Mountain House Review, no longer 100% Freeze-Dried

Freeze-dried food is freeze-dried food, except for when it isn’t. Oregon Freeze Dry, the makers of Mountain House #10 cans and Freeze-Dried Mountain House Pouches has been in the freeze-dry industry for over 40 years. One of the few United States freeze drying facilities has recently made a fundamental shift in how they make their food. To understand this, let’s get a little background on the matter.

Oregon Freeze Dry has traditionally created their freeze-dried entree meals by cooking the entire meal then putting it in trays which are loaded into freeze drying tunnels. The entire meal is freeze dried in the process, not one ingredient is added after the fact, from there it is packaged and ready for consumption… but that is slowly changing.

Recently I have eaten Beef Storganoff and Noodles and Chicken and noticed something a little bit different looking, mainly that the noodles are clean as if they were dropped in fresh like from a recently opened box of pasta that you would buy at the grocery store. You see, before when they baked the meal together and freeze dried it the entire meal would be coated with sauce as seen in the image below of a Mountain House pouch of lasagna.

 

 Now what you are starting to see is the meal, minus the pasta noodles, being cooked and freeze dried. After that step, low water activity noodles (think Cup O Noodle instant noodles) are blended into the remaining mix. The noodles are no longer being freeze-dried, instead they are a special “instant” type noodle that only take a few minutes to soften up.

In the end I am not sure this change is going to negatively affect the consumer. The fact of the matter is that noodles do great in storage so I doubt there is any significant loss on the shelf life side of things. The one thing that may or may not change is the taste, the Beef Storganoff I ate didn’t seem to taste as good as some in the past but that may have be due to the discovery I made and was somewhat put off mentally. I wish I had an older pouch of stroganoff that I could have whipped up and done a side by side comparison test.

Anyways, it makes you wonder why Oregon Freeze Dry (OFD) made the change and I feel there are a couple likely reasons;

1. Bring down costs. OFD saw that by bringing in an instant noodle they could save money. For one they are now using their freeze-drying tunnels more efficiently. Now they can fill them up with the sauce and meat base of the meal and after the fact drop in noodles. This makes their production more efficient, probably to the tun of 30-40% on meals with pasta.

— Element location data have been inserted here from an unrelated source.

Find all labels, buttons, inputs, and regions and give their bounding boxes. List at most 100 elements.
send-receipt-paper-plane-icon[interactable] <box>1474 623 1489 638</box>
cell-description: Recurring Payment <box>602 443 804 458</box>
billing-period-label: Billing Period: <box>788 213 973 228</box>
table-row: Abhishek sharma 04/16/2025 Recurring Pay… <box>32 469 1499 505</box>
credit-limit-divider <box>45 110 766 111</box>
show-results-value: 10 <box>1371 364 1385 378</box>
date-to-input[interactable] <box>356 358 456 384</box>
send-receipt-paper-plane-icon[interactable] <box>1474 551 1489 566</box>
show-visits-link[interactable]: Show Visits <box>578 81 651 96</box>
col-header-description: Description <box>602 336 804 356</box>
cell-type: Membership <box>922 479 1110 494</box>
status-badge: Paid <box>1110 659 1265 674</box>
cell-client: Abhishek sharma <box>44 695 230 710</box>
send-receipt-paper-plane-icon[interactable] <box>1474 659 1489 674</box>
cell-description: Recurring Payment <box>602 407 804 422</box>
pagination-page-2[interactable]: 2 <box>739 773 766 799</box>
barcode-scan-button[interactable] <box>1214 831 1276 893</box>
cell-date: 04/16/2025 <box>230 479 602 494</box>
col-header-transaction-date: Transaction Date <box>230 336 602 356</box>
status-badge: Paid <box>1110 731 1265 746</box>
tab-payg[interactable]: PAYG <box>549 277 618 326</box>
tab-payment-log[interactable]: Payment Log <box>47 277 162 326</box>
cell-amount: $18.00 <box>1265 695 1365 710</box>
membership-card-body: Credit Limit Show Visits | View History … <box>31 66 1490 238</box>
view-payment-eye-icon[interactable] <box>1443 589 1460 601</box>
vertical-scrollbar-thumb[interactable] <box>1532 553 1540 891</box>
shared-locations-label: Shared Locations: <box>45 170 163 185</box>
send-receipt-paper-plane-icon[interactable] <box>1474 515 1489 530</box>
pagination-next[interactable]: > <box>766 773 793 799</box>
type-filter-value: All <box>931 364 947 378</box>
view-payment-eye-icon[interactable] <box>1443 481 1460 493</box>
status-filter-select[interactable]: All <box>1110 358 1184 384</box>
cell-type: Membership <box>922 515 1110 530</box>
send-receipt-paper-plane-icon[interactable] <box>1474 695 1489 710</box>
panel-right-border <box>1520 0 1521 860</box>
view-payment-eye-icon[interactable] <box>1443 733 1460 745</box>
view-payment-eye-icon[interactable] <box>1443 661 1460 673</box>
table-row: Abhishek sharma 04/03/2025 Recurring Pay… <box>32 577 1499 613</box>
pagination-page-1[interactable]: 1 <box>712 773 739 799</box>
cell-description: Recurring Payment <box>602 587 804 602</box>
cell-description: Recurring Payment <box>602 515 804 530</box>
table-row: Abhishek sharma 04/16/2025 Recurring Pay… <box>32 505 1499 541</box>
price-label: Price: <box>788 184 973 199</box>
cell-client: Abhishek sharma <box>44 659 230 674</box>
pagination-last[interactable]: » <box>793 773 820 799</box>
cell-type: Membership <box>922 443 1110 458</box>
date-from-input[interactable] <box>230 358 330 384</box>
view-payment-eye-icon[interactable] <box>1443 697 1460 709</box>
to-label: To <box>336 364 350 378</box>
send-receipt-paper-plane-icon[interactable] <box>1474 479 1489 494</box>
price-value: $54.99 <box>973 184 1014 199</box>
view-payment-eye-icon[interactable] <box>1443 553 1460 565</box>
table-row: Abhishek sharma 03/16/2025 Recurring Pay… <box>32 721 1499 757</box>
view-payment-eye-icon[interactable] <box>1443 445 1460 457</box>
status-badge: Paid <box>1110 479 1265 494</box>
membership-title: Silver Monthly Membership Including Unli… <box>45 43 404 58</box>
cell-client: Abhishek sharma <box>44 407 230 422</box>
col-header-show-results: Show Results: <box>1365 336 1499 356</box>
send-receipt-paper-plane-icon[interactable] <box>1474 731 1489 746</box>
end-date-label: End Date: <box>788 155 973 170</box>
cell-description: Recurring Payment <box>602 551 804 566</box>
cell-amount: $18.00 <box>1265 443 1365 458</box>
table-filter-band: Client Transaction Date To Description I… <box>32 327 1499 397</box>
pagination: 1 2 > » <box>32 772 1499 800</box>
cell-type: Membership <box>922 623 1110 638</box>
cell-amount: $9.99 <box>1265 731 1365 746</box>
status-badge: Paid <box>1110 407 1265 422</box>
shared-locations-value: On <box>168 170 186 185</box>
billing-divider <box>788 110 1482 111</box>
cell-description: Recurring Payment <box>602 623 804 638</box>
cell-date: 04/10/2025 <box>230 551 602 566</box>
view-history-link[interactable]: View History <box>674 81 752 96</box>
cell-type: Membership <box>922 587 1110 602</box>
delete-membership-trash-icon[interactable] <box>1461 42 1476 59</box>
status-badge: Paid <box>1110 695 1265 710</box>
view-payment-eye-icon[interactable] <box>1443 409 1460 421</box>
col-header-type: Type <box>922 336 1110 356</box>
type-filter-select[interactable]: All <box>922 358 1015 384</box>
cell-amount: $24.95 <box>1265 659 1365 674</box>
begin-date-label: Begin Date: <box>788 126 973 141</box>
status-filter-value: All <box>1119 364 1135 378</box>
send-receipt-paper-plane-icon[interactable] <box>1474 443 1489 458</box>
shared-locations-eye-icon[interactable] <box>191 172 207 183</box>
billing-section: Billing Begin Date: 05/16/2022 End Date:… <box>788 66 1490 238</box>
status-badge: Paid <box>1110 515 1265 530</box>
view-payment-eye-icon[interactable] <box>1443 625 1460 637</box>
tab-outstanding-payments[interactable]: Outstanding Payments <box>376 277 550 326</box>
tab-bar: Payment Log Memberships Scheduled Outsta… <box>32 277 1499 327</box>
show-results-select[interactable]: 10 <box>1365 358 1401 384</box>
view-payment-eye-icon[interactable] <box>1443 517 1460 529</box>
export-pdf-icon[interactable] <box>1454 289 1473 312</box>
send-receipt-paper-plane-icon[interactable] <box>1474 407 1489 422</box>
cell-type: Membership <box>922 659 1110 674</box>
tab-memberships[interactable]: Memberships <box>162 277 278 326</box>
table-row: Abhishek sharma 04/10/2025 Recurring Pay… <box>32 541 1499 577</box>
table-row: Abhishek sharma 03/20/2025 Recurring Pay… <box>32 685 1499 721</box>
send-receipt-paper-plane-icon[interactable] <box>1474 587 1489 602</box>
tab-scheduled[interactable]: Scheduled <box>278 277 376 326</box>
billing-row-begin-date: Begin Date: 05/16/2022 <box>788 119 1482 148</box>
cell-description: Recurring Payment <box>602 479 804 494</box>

2. Faster production. Everyone saw that Mountain House food storage dried up after the Japanese Tsunami in 2011. If it was the government buying it all up, or just the average Joe I am not sure, but either way these are recent changes definitely after March of 2011.

In the coming weeks I will open up another pouch of Mountain House Stroganoff or Noodles and Chicken and take a picture so you can see what the new noodles look like.